After listening to those old EPMD, Brand Nubian, and X-clan records that I bought last week I couldn't agree more. Ever since the rise of gangster rap in the 90's, I've increasingly been dismayed with what passes for hip-hop these days. I was thinking about this as I was listening to those records this past week. I really enjoyed the music of the hip-hop community back in the late 80's and early 90's, a good deal of them from the Five Percent Nation Of Islam school of politics and religion. (Boogie Down Productions, Public Enemy, Poor Righteous Teachers, Eric B and Rakim, MC Lyte, A Tribe Called Quest, De La Soul). While I don't always identify with their politics, nor their oft militant persuasion, I loved the way they approached their sound and the skill with which they manipulated language and audio samples. By having their identity wrapped up in the role of teacher, the lyrics tended to be very astute and they took the possibilities of rhyming structures to levels that hadn't been dreamed of yet. I can remember the first time I head PRT's "Holy Intellect" and remember just being blown away by not only the lyrical structure, but the rate at which it was rattled off.

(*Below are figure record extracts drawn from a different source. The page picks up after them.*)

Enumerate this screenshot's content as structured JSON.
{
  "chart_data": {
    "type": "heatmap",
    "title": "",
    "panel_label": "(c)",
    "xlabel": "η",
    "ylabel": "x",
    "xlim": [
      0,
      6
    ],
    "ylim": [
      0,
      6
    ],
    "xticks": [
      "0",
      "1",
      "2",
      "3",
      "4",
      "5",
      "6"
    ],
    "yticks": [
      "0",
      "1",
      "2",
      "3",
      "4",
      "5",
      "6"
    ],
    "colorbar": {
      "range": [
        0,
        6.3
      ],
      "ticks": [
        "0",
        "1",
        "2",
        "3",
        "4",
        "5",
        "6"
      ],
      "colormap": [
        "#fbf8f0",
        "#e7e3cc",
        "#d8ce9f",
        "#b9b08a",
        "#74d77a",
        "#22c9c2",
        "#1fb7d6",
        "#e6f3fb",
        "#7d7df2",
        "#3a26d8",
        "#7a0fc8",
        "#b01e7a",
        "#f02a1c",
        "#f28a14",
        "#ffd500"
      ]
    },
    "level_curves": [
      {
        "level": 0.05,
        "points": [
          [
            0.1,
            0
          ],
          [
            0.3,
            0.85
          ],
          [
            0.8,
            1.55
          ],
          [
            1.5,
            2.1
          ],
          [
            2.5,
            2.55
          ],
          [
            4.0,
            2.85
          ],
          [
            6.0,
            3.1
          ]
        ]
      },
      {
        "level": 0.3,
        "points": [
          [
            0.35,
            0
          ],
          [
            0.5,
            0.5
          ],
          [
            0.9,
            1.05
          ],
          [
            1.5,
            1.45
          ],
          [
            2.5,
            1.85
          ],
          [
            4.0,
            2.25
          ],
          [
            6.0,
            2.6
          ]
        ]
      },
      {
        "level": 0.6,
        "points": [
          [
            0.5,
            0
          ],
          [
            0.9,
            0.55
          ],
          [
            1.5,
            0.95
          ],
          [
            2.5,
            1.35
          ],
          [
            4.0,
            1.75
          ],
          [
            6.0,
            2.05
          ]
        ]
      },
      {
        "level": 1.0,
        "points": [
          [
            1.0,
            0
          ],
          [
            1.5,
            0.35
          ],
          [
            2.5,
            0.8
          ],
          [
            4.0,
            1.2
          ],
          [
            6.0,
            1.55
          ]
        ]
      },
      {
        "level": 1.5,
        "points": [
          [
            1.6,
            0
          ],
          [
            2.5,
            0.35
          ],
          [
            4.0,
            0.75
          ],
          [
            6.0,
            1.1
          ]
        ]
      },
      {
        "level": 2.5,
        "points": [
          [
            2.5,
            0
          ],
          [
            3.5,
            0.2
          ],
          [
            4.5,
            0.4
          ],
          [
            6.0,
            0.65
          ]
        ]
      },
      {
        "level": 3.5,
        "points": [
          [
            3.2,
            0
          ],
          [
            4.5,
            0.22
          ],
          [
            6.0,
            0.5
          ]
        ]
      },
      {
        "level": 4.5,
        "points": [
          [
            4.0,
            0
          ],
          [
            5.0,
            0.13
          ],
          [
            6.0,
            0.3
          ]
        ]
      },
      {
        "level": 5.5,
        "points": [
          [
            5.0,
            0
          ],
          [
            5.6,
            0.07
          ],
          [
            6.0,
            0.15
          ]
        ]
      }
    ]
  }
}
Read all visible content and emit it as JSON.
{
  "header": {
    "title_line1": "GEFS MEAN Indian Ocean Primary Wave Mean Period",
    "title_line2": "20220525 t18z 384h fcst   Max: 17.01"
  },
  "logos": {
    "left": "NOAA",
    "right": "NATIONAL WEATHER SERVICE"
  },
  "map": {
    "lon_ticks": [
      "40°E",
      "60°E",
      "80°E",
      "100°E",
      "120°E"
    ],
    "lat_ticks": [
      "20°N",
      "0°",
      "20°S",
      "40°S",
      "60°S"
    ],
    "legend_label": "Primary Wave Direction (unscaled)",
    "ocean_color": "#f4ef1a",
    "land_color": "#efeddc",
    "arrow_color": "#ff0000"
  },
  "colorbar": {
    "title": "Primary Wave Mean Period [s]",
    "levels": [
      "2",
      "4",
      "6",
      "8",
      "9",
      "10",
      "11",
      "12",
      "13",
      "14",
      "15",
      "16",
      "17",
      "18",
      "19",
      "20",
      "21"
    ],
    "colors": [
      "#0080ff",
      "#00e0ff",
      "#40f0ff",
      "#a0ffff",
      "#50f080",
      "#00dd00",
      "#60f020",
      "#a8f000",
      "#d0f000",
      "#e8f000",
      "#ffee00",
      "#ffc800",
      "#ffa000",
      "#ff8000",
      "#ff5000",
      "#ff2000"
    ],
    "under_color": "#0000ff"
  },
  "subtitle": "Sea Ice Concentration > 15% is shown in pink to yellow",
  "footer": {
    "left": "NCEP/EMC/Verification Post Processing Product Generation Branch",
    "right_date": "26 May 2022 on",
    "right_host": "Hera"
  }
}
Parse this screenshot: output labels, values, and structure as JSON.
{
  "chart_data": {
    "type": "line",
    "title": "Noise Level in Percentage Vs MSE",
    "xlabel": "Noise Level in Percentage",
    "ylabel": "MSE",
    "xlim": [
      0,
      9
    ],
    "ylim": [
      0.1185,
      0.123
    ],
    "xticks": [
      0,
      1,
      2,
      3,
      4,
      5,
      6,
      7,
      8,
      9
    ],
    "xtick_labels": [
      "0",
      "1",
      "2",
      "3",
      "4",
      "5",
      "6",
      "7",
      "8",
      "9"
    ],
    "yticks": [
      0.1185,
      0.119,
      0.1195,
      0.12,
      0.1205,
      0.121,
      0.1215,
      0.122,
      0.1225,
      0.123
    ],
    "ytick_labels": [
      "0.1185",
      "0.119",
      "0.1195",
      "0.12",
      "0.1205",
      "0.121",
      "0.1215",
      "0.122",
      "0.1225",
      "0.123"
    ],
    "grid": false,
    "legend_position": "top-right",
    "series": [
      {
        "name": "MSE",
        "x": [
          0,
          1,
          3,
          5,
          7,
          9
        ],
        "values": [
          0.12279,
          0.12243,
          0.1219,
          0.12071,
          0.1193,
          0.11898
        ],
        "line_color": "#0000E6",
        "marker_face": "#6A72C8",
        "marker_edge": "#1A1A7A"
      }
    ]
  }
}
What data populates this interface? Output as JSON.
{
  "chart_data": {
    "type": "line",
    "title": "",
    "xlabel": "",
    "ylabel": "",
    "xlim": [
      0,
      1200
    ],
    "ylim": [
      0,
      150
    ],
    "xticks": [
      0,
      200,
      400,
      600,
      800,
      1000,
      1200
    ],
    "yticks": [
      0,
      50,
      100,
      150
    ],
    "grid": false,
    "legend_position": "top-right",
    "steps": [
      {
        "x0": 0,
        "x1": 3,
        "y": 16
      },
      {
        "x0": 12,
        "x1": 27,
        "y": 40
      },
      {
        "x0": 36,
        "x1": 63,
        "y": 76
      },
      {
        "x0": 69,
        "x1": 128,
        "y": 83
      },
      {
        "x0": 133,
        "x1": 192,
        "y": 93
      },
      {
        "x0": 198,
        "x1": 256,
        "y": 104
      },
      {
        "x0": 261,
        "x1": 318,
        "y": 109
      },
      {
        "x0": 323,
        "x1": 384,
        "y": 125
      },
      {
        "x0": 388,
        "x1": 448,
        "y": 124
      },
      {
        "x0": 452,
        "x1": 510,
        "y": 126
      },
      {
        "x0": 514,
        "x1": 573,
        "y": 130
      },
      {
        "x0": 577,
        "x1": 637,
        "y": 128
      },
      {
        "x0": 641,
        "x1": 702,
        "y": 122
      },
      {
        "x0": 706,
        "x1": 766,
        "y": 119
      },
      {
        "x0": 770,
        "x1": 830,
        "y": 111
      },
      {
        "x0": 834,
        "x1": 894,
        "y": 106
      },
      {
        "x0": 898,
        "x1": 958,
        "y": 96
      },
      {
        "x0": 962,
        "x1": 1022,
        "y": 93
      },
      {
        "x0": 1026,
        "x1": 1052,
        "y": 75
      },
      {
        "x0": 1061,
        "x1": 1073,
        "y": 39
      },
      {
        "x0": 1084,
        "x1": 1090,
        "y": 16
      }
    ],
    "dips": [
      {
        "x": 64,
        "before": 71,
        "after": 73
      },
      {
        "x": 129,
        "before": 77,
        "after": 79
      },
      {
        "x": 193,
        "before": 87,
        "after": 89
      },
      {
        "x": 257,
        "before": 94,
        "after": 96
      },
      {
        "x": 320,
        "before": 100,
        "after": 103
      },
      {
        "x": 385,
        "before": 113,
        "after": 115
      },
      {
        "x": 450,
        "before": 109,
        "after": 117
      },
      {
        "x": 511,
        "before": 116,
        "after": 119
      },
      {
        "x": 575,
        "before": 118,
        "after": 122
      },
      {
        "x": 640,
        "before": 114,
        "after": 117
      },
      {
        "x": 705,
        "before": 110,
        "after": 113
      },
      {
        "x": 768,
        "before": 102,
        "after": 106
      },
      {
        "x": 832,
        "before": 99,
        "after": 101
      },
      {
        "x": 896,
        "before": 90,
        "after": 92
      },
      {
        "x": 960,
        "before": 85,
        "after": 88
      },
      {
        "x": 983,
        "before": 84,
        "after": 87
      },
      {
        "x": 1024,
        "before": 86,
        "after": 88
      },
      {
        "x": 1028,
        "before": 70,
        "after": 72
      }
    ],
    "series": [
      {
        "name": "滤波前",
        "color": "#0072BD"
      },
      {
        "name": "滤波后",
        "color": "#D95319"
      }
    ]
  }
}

Paris... anyone remember him?
P-dog, back to break 'em off somethin'
And never frontin' 'cause the rhymes keep comin'
Like lotto 'cause I'm in it to win it, I never lose
Never singin' but swingin' and bringin' nothin' but bad news
or Das Efx?
Bum stiggedy bum stiggedy bum, hon,
I got the old pa-rum-pum-pum-pum
But I can fe-fi-fo-fum, diddly-bum, here I come
So peter piper, I’m hyper than pinochio’s nose
I’m the supercalafragilistic tic-tac pro
Yeah, somebody Stop the Madness... and bring back the real hip-hop.